Junto a la educación y sensibilización social, el otro motor de cambio del Derecho reside en su conocimiento y aplicación. Conocer en profundidad y aplicar la ley es la forma de mantenerla viva y, al mismo tiempo, de poder detectar más fácilmente sus fallos y lagunas, con el fin de revisarla y mejorarla. Jueces, abogados, juristas en general, pueden apostar en el desarrollo de su labor por una aplicación e interpretación del Derecho creadora y en sintonía con una mayor sensibilidad social en favor de los animales. Pero también ciudadanía y organizaciones animalistas tienen a su disposición interesantes herramientas jurídicas para protagonizar un cambio en este ámbito, como la denuncia o la iniciativa legislativa popular.

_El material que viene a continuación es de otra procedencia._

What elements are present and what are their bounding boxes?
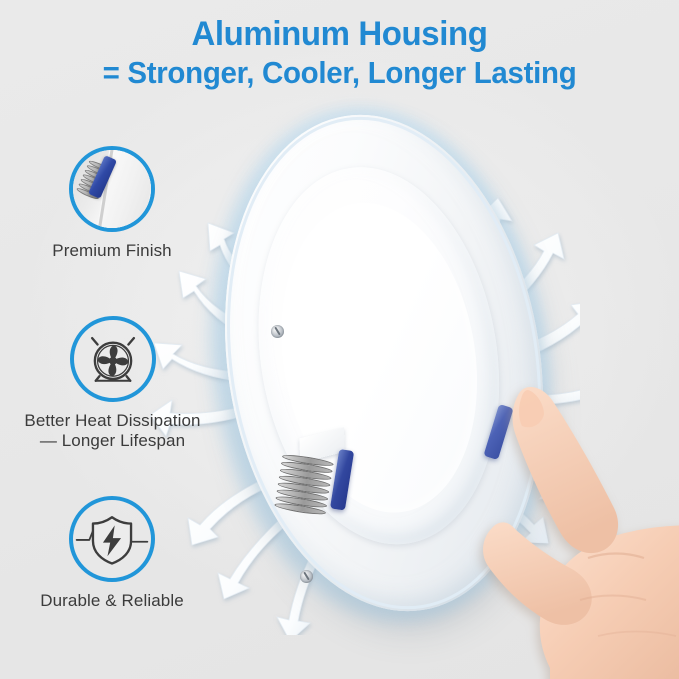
clip-blue-bar xyxy=(330,449,354,511)
infographic-canvas: Aluminum Housing = Stronger, Cooler, Lon… xyxy=(0,0,679,679)
shield-bolt-pulse-icon xyxy=(69,496,155,582)
feature-label: Durable & Reliable xyxy=(27,591,197,611)
spring-clip-left xyxy=(260,447,361,528)
clip-spring-coil xyxy=(274,453,332,518)
headline-line-2: = Stronger, Cooler, Longer Lasting xyxy=(17,54,662,92)
hand-touching-product xyxy=(438,368,679,679)
feature-premium-finish: Premium Finish xyxy=(27,146,197,261)
spring-clip-closeup-photo-icon xyxy=(69,146,155,232)
fixture-screw-bottom xyxy=(300,570,313,583)
cooling-fan-icon xyxy=(70,316,156,402)
feature-label: Premium Finish xyxy=(27,241,197,261)
feature-durable-reliable: Durable & Reliable xyxy=(27,496,197,611)
feature-heat-dissipation: Better Heat Dissipation — Longer Lifespa… xyxy=(5,316,220,451)
headline: Aluminum Housing = Stronger, Cooler, Lon… xyxy=(0,14,679,92)
headline-line-1: Aluminum Housing xyxy=(10,14,669,54)
feature-label: Better Heat Dissipation — Longer Lifespa… xyxy=(5,411,220,451)
fixture-screw-top xyxy=(271,325,284,338)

En definitiva: el Derecho no es en ningún caso una entidad superior, inaccesible e inamovible. Tampoco cuando hablamos de transformarlo para ofrecer una adecuada protección jurídica a los animales. Incluso la modificación más sustancial es posible si hay una conciencia social mayoritaria que la respalda. El resto, es cuestión de técnica normativa. Pero no puede olvidarse que el Derecho difícilmente cambiará si no va acompañado de un proceso de concienciación, aprendizaje e implicación social. Educación y sensibilización por un lado, conocimiento y aplicación del Derecho, por otro, constituyen las dos grandes claves para avanzar en este ámbito. Ciudadanía, administraciones públicas, operadores jurídicos, organizaciones animalistas: somos sujetos activos de esa evolución que consideramos tan necesaria. Somos nosotros quienes, desde una actitud crítica, pero también proactiva y creativa, podemos contribuir a activar y renovar el ordenamiento, despertando a una nueva realidad social y jurídica en la que los animales son efectivamente protegidos y respetados. Somos los protagonistas del cambio.